Não existe salvação para texto confuso

Barbara Heliodora

   Diz o autor, Filipe Miguez, que, em “Notícias cariocas”, o que o “encanta é a perspectiva de mostrar o mundo em que Nelson (Rodrigues) viveu e criou, mas não me agrada a idéia de produzir um texto de acento rodriguiano”, insistindo em ter “liberdade editorial”. No entanto, o que está no palco do Teatro I do Centro Cultural Banco do Brasil, comemorando os 15 anos da Cia. dos Atores, começa com o que parece cópia de um misto de muito de “O beijo no asfalto”, com pitadas de “Vestido de noiva” e outras. O texto, composto de cenas curtas, em busca de um dinamismo rodriguiano, peca principalmente por não ter uma coluna dorsal definida: passada na década de 1950, a peça foi concebida para mostrar os porões morais da imprensa, mas falta coerência, pois a fabricação e a exploração de um escândalo a fim de fazer crescer a vendagem de um pequeno jornal, tema inicial, ficam perdidas a partir de certo ponto. A trama passa pela mudança de emprego de um jornalista e pela morte do editor do pequeno jornal sem que isso tenha conseqüências ou importância dramática, e principalmente por parecer estar mais interessada no alvo dos escândalos do que na exploração do mesmo.
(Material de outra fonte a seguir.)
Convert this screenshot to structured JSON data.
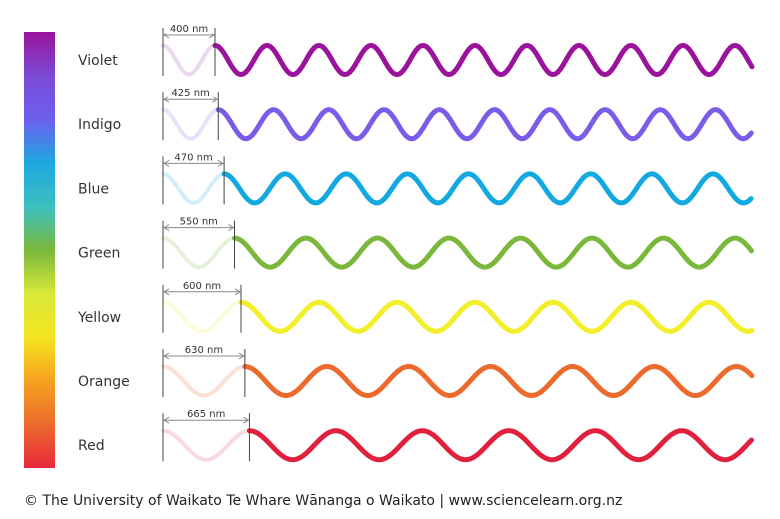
{
  "spectrum_bar": {
    "colors": [
      "#9b139b",
      "#7b4bd6",
      "#6d5ff0",
      "#1ea8e0",
      "#3cc0c0",
      "#7ab83c",
      "#d8e83a",
      "#f5e51f",
      "#f5a21f",
      "#ec6a2c",
      "#e8283c"
    ]
  },
  "waves": [
    {
      "name": "Violet",
      "wavelength": "400 nm",
      "nm": 400,
      "color": "#9b139b",
      "ghost": "#ead9ef"
    },
    {
      "name": "Indigo",
      "wavelength": "425 nm",
      "nm": 425,
      "color": "#7b5ce8",
      "ghost": "#e6e2fb"
    },
    {
      "name": "Blue",
      "wavelength": "470 nm",
      "nm": 470,
      "color": "#12a8e0",
      "ghost": "#d3eef9"
    },
    {
      "name": "Green",
      "wavelength": "550 nm",
      "nm": 550,
      "color": "#7ab83c",
      "ghost": "#e6f1dc"
    },
    {
      "name": "Yellow",
      "wavelength": "600 nm",
      "nm": 600,
      "color": "#f2ee2a",
      "ghost": "#fcfbdb"
    },
    {
      "name": "Orange",
      "wavelength": "630 nm",
      "nm": 630,
      "color": "#ec6a2c",
      "ghost": "#fbe0d6"
    },
    {
      "name": "Red",
      "wavelength": "665 nm",
      "nm": 665,
      "color": "#e0203c",
      "ghost": "#f8d9df"
    }
  ],
  "credit": "© The University of Waikato Te Whare Wānanga o Waikato | www.sciencelearn.org.nz"
}
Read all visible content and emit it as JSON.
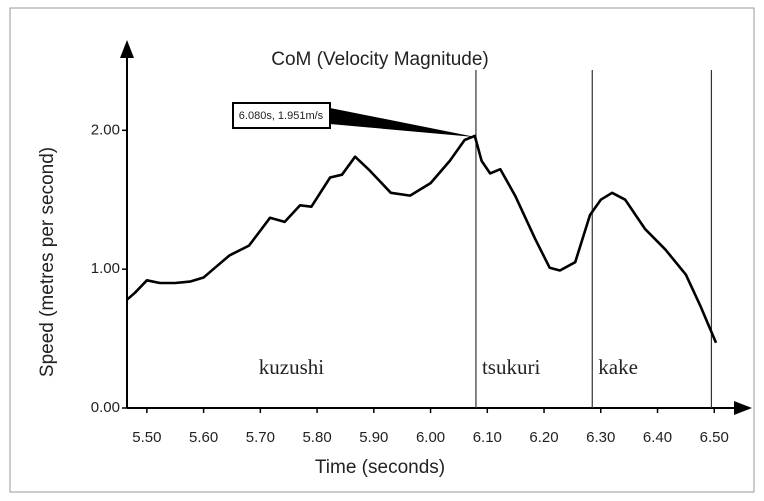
{
  "chart_data": {
    "type": "line",
    "title": "CoM (Velocity Magnitude)",
    "x_label": "Time (seconds)",
    "y_label": "Speed (metres per second)",
    "x": [
      5.465,
      5.479,
      5.5,
      5.523,
      5.55,
      5.576,
      5.6,
      5.62,
      5.646,
      5.68,
      5.717,
      5.743,
      5.77,
      5.79,
      5.823,
      5.844,
      5.867,
      5.893,
      5.93,
      5.964,
      6.0,
      6.034,
      6.06,
      6.078,
      6.09,
      6.105,
      6.123,
      6.149,
      6.184,
      6.21,
      6.228,
      6.255,
      6.281,
      6.3,
      6.32,
      6.343,
      6.378,
      6.414,
      6.45,
      6.475,
      6.503
    ],
    "values": [
      0.78,
      0.83,
      0.92,
      0.9,
      0.9,
      0.91,
      0.94,
      1.01,
      1.1,
      1.17,
      1.37,
      1.34,
      1.46,
      1.45,
      1.66,
      1.68,
      1.81,
      1.71,
      1.55,
      1.53,
      1.62,
      1.78,
      1.93,
      1.96,
      1.78,
      1.69,
      1.72,
      1.53,
      1.22,
      1.01,
      0.99,
      1.05,
      1.39,
      1.5,
      1.55,
      1.5,
      1.29,
      1.14,
      0.96,
      0.74,
      0.47
    ],
    "color": "#000000",
    "xlim": [
      5.465,
      6.563
    ],
    "ylim": [
      0,
      2.6
    ],
    "xticks": [
      {
        "value": 5.5,
        "label": "5.50"
      },
      {
        "value": 5.6,
        "label": "5.60"
      },
      {
        "value": 5.7,
        "label": "5.70"
      },
      {
        "value": 5.8,
        "label": "5.80"
      },
      {
        "value": 5.9,
        "label": "5.90"
      },
      {
        "value": 6.0,
        "label": "6.00"
      },
      {
        "value": 6.1,
        "label": "6.10"
      },
      {
        "value": 6.2,
        "label": "6.20"
      },
      {
        "value": 6.3,
        "label": "6.30"
      },
      {
        "value": 6.4,
        "label": "6.40"
      },
      {
        "value": 6.5,
        "label": "6.50"
      }
    ],
    "yticks": [
      {
        "value": 0,
        "label": "0.00"
      },
      {
        "value": 1,
        "label": "1.00"
      },
      {
        "value": 2,
        "label": "2.00"
      }
    ],
    "phase_lines": [
      6.08,
      6.285,
      6.495
    ],
    "phase_labels": [
      "kuzushi",
      "tsukuri",
      "kake"
    ],
    "annotation": {
      "text": "6.080s, 1.951m/s",
      "x": 6.08,
      "y": 1.951
    }
  }
}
Na verdade, um percentual altíssimo do texto é usado para o suposto clima das redações àquele tempo, com pouca ação (diferenciada de agitação, que há muita). O resultado é uma repetição um tanto cansativa.

Direção de Enrique Diaz e Ivan Sugahara procura não deixar a peteca cair

   A cenografia de Gringo Cardia é atraente e funcional, e muito bem iluminada por Maneco Quinderé. Um espaço amplo e claro, em três planos, com painéis verticais, fixos e corrediços, serve de tela para os vídeos, também de Cardia, que evocam o Rio ou aspectos vários da vida de um jornal, com mesas, máquinas de escrever etc. Já os figurinos de Marcelo Olinto são de modo geral bons, mas tropeçam nos da moça rica, pois Olinto a faz usar, a todas as horas do dia, roupas mais adequadas a fim de tarde ou noite. Se a intenção fosse crítica, o que não parece, os vestidos deveriam ser de mau gosto, o que não são.
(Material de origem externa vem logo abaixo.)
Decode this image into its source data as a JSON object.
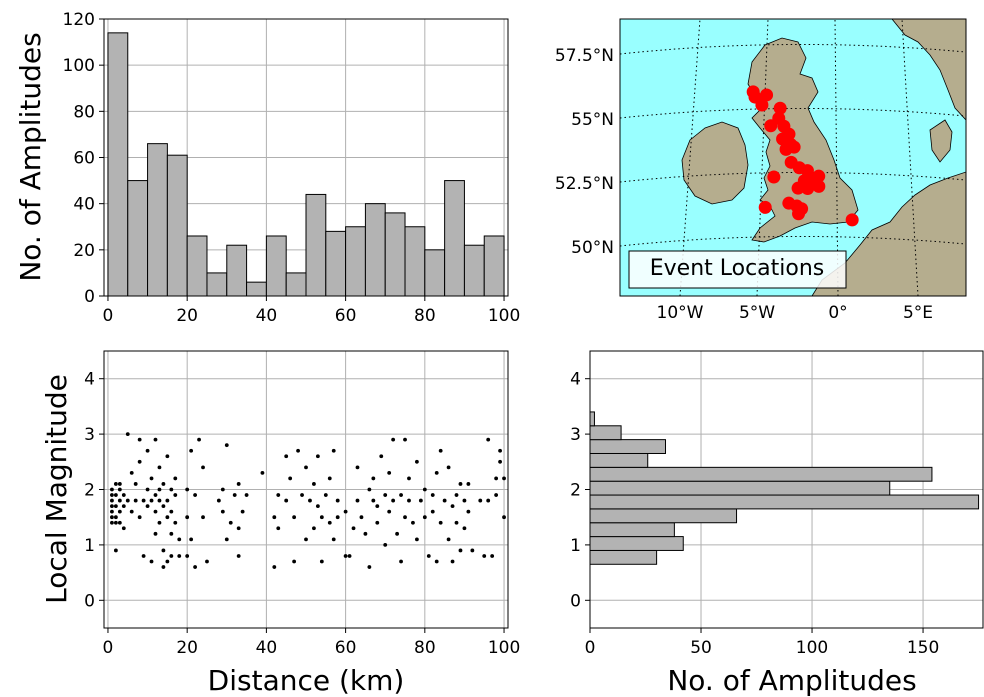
{
  "chart_data": [
    {
      "type": "bar",
      "panel": "distance-histogram",
      "bin_edges": [
        0,
        5,
        10,
        15,
        20,
        25,
        30,
        35,
        40,
        45,
        50,
        55,
        60,
        65,
        70,
        75,
        80,
        85,
        90,
        95,
        100
      ],
      "values": [
        114,
        50,
        66,
        61,
        26,
        10,
        22,
        6,
        26,
        10,
        44,
        28,
        30,
        40,
        36,
        30,
        20,
        50,
        22,
        26
      ],
      "xlim": [
        -1,
        101
      ],
      "ylim": [
        0,
        120
      ],
      "xticks": [
        "0",
        "20",
        "40",
        "60",
        "80",
        "100"
      ],
      "yticks": [
        "0",
        "20",
        "40",
        "60",
        "80",
        "100",
        "120"
      ],
      "xlabel": "",
      "ylabel": "No. of Amplitudes",
      "grid": true,
      "bar_color": "#b3b3b3"
    },
    {
      "type": "scatter",
      "panel": "event-map",
      "label": "Event Locations",
      "lat_ticks": [
        "57.5°N",
        "55°N",
        "52.5°N",
        "50°N"
      ],
      "lon_ticks": [
        "10°W",
        "5°W",
        "0°",
        "5°E"
      ],
      "sea_color": "#99ffff",
      "land_color": "#b5ad8e",
      "marker_color": "#ff0000",
      "events": [
        {
          "lon": -5.1,
          "lat": 55.9
        },
        {
          "lon": -5.0,
          "lat": 55.7
        },
        {
          "lon": -4.3,
          "lat": 55.8
        },
        {
          "lon": -4.6,
          "lat": 55.4
        },
        {
          "lon": -3.5,
          "lat": 55.3
        },
        {
          "lon": -3.6,
          "lat": 54.9
        },
        {
          "lon": -3.3,
          "lat": 54.6
        },
        {
          "lon": -4.1,
          "lat": 54.6
        },
        {
          "lon": -3.0,
          "lat": 54.3
        },
        {
          "lon": -3.4,
          "lat": 54.1
        },
        {
          "lon": -2.9,
          "lat": 53.9
        },
        {
          "lon": -3.2,
          "lat": 53.7
        },
        {
          "lon": -2.7,
          "lat": 53.8
        },
        {
          "lon": -2.9,
          "lat": 53.2
        },
        {
          "lon": -2.4,
          "lat": 53.0
        },
        {
          "lon": -1.9,
          "lat": 52.9
        },
        {
          "lon": -1.6,
          "lat": 52.6
        },
        {
          "lon": -1.2,
          "lat": 52.7
        },
        {
          "lon": -1.2,
          "lat": 52.3
        },
        {
          "lon": -2.1,
          "lat": 52.5
        },
        {
          "lon": -2.5,
          "lat": 52.2
        },
        {
          "lon": -1.9,
          "lat": 52.2
        },
        {
          "lon": -4.0,
          "lat": 52.6
        },
        {
          "lon": -3.1,
          "lat": 51.6
        },
        {
          "lon": -2.6,
          "lat": 51.5
        },
        {
          "lon": -2.3,
          "lat": 51.4
        },
        {
          "lon": -2.5,
          "lat": 51.2
        },
        {
          "lon": -4.6,
          "lat": 51.4
        },
        {
          "lon": 0.9,
          "lat": 51.0
        }
      ]
    },
    {
      "type": "scatter",
      "panel": "magnitude-vs-distance",
      "xlim": [
        -1,
        101
      ],
      "ylim": [
        -0.5,
        4.5
      ],
      "xticks": [
        "0",
        "20",
        "40",
        "60",
        "80",
        "100"
      ],
      "yticks": [
        "0",
        "1",
        "2",
        "3",
        "4"
      ],
      "xlabel": "Distance (km)",
      "ylabel": "Local Magnitude",
      "grid": true,
      "points": [
        [
          1,
          1.9
        ],
        [
          1,
          1.8
        ],
        [
          1,
          1.7
        ],
        [
          1,
          1.6
        ],
        [
          1,
          1.5
        ],
        [
          1,
          1.4
        ],
        [
          1,
          2.0
        ],
        [
          2,
          2.1
        ],
        [
          2,
          1.9
        ],
        [
          2,
          1.7
        ],
        [
          2,
          1.5
        ],
        [
          2,
          1.4
        ],
        [
          2,
          0.9
        ],
        [
          3,
          1.8
        ],
        [
          3,
          1.6
        ],
        [
          3,
          2.0
        ],
        [
          3,
          1.4
        ],
        [
          3,
          2.1
        ],
        [
          4,
          1.7
        ],
        [
          4,
          1.9
        ],
        [
          4,
          1.3
        ],
        [
          5,
          1.8
        ],
        [
          5,
          3.0
        ],
        [
          6,
          2.3
        ],
        [
          6,
          1.6
        ],
        [
          7,
          1.8
        ],
        [
          7,
          2.1
        ],
        [
          8,
          2.9
        ],
        [
          8,
          1.5
        ],
        [
          8,
          2.5
        ],
        [
          9,
          1.8
        ],
        [
          9,
          0.8
        ],
        [
          10,
          2.0
        ],
        [
          10,
          1.7
        ],
        [
          10,
          2.7
        ],
        [
          11,
          1.8
        ],
        [
          11,
          2.2
        ],
        [
          11,
          0.7
        ],
        [
          12,
          1.9
        ],
        [
          12,
          1.6
        ],
        [
          12,
          2.9
        ],
        [
          12,
          1.2
        ],
        [
          13,
          2.0
        ],
        [
          13,
          1.8
        ],
        [
          13,
          1.4
        ],
        [
          13,
          2.4
        ],
        [
          14,
          1.7
        ],
        [
          14,
          2.1
        ],
        [
          14,
          0.9
        ],
        [
          14,
          0.6
        ],
        [
          15,
          1.8
        ],
        [
          15,
          1.5
        ],
        [
          15,
          2.6
        ],
        [
          15,
          0.7
        ],
        [
          16,
          2.0
        ],
        [
          16,
          1.6
        ],
        [
          16,
          1.2
        ],
        [
          16,
          0.8
        ],
        [
          17,
          1.9
        ],
        [
          17,
          1.4
        ],
        [
          17,
          2.2
        ],
        [
          18,
          1.1
        ],
        [
          18,
          0.8
        ],
        [
          20,
          1.5
        ],
        [
          20,
          2.0
        ],
        [
          20,
          0.8
        ],
        [
          21,
          1.1
        ],
        [
          21,
          2.7
        ],
        [
          22,
          1.9
        ],
        [
          22,
          0.6
        ],
        [
          23,
          2.9
        ],
        [
          24,
          1.5
        ],
        [
          24,
          2.4
        ],
        [
          25,
          0.7
        ],
        [
          28,
          1.8
        ],
        [
          29,
          2.0
        ],
        [
          29,
          1.6
        ],
        [
          30,
          1.1
        ],
        [
          30,
          2.8
        ],
        [
          31,
          1.4
        ],
        [
          32,
          1.9
        ],
        [
          33,
          2.1
        ],
        [
          33,
          0.8
        ],
        [
          33,
          1.3
        ],
        [
          34,
          1.6
        ],
        [
          35,
          1.9
        ],
        [
          39,
          2.3
        ],
        [
          42,
          1.5
        ],
        [
          42,
          0.6
        ],
        [
          43,
          1.9
        ],
        [
          43,
          1.3
        ],
        [
          45,
          1.8
        ],
        [
          45,
          2.6
        ],
        [
          46,
          2.2
        ],
        [
          47,
          0.7
        ],
        [
          47,
          1.5
        ],
        [
          48,
          2.7
        ],
        [
          49,
          1.9
        ],
        [
          50,
          1.1
        ],
        [
          50,
          2.4
        ],
        [
          51,
          1.8
        ],
        [
          52,
          2.1
        ],
        [
          52,
          1.3
        ],
        [
          53,
          1.7
        ],
        [
          53,
          2.6
        ],
        [
          54,
          1.5
        ],
        [
          54,
          0.7
        ],
        [
          55,
          1.9
        ],
        [
          56,
          2.2
        ],
        [
          56,
          1.4
        ],
        [
          57,
          2.7
        ],
        [
          57,
          1.1
        ],
        [
          58,
          1.8
        ],
        [
          58,
          1.5
        ],
        [
          60,
          0.8
        ],
        [
          60,
          1.6
        ],
        [
          61,
          0.8
        ],
        [
          62,
          1.3
        ],
        [
          63,
          1.8
        ],
        [
          63,
          2.4
        ],
        [
          64,
          1.5
        ],
        [
          65,
          1.2
        ],
        [
          66,
          2.0
        ],
        [
          66,
          0.6
        ],
        [
          67,
          1.8
        ],
        [
          67,
          2.2
        ],
        [
          68,
          1.4
        ],
        [
          68,
          1.7
        ],
        [
          69,
          2.6
        ],
        [
          70,
          1.9
        ],
        [
          70,
          1.0
        ],
        [
          71,
          1.6
        ],
        [
          71,
          2.3
        ],
        [
          72,
          2.9
        ],
        [
          72,
          1.8
        ],
        [
          73,
          1.2
        ],
        [
          74,
          1.9
        ],
        [
          74,
          0.7
        ],
        [
          75,
          2.9
        ],
        [
          75,
          1.5
        ],
        [
          76,
          1.8
        ],
        [
          76,
          2.2
        ],
        [
          77,
          1.4
        ],
        [
          78,
          2.5
        ],
        [
          78,
          1.1
        ],
        [
          79,
          1.8
        ],
        [
          80,
          2.0
        ],
        [
          80,
          1.5
        ],
        [
          81,
          0.8
        ],
        [
          82,
          1.9
        ],
        [
          82,
          1.6
        ],
        [
          83,
          2.3
        ],
        [
          83,
          0.7
        ],
        [
          84,
          2.7
        ],
        [
          84,
          1.4
        ],
        [
          85,
          1.8
        ],
        [
          86,
          1.1
        ],
        [
          86,
          2.4
        ],
        [
          87,
          1.7
        ],
        [
          87,
          0.7
        ],
        [
          88,
          1.9
        ],
        [
          88,
          1.4
        ],
        [
          89,
          2.1
        ],
        [
          89,
          0.9
        ],
        [
          90,
          1.8
        ],
        [
          90,
          1.3
        ],
        [
          91,
          2.1
        ],
        [
          91,
          1.6
        ],
        [
          92,
          0.9
        ],
        [
          94,
          1.8
        ],
        [
          95,
          0.8
        ],
        [
          96,
          2.9
        ],
        [
          96,
          1.8
        ],
        [
          97,
          0.8
        ],
        [
          98,
          2.2
        ],
        [
          98,
          1.9
        ],
        [
          99,
          2.5
        ],
        [
          99,
          2.7
        ],
        [
          100,
          1.5
        ],
        [
          100,
          2.2
        ]
      ]
    },
    {
      "type": "bar",
      "orientation": "horizontal",
      "panel": "magnitude-histogram",
      "bin_edges": [
        0.65,
        0.9,
        1.15,
        1.4,
        1.65,
        1.9,
        2.15,
        2.4,
        2.65,
        2.9,
        3.15,
        3.4
      ],
      "values": [
        30,
        42,
        38,
        66,
        175,
        135,
        154,
        26,
        34,
        14,
        2
      ],
      "xlim": [
        0,
        177
      ],
      "ylim": [
        -0.5,
        4.5
      ],
      "xticks": [
        "0",
        "50",
        "100",
        "150"
      ],
      "yticks": [
        "0",
        "1",
        "2",
        "3",
        "4"
      ],
      "xlabel": "No. of Amplitudes",
      "ylabel": "",
      "grid": true,
      "bar_color": "#b3b3b3"
    }
  ]
}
   A direção dupla de Enrique Diaz e Ivan Sugahara procura não deixar a peteca cair, recorrendo à rapidez e à agitação, que por vezes cortam a possibilidade de maior expressão. A verdade, porém, é que falta tensão ao próprio texto, e tudo resulta repetitivo e confuso.

   O elenco, que tem de viver personagens marcados pelo universo de Nelson Rodrigues, registra mais tipos do que indivíduos: César Augusto e Marcelo Valle emprestam um pouco mais de verdade ao Diretor e ao Redator-Chefe. Gustavo Gasparani apela mais para o entusiasmo; Marcelo Olinto está rígido e inexpressivo como o repórter político; e Felipe Rocha, discreto em suas pequena aparições. No naipe feminino quem se sai melhor é Drica Moraes, que faz o possível por uma personagem mal delineada. Bel Garcia é de um artificialismo irritante na rica filha do dono de um grande jornal; Susana Ribeiro é discreta na mulher do diretor do jornal pequeno; e Raquel Rocha erra demais nos exageros da atriz de revista.

   Não há dúvida de que foi feito um esforço considerável na realização, mas o texto-base é confuso, impossível de ser salvo por um elenco de alcance modesto, como provavelmente por qualquer outro.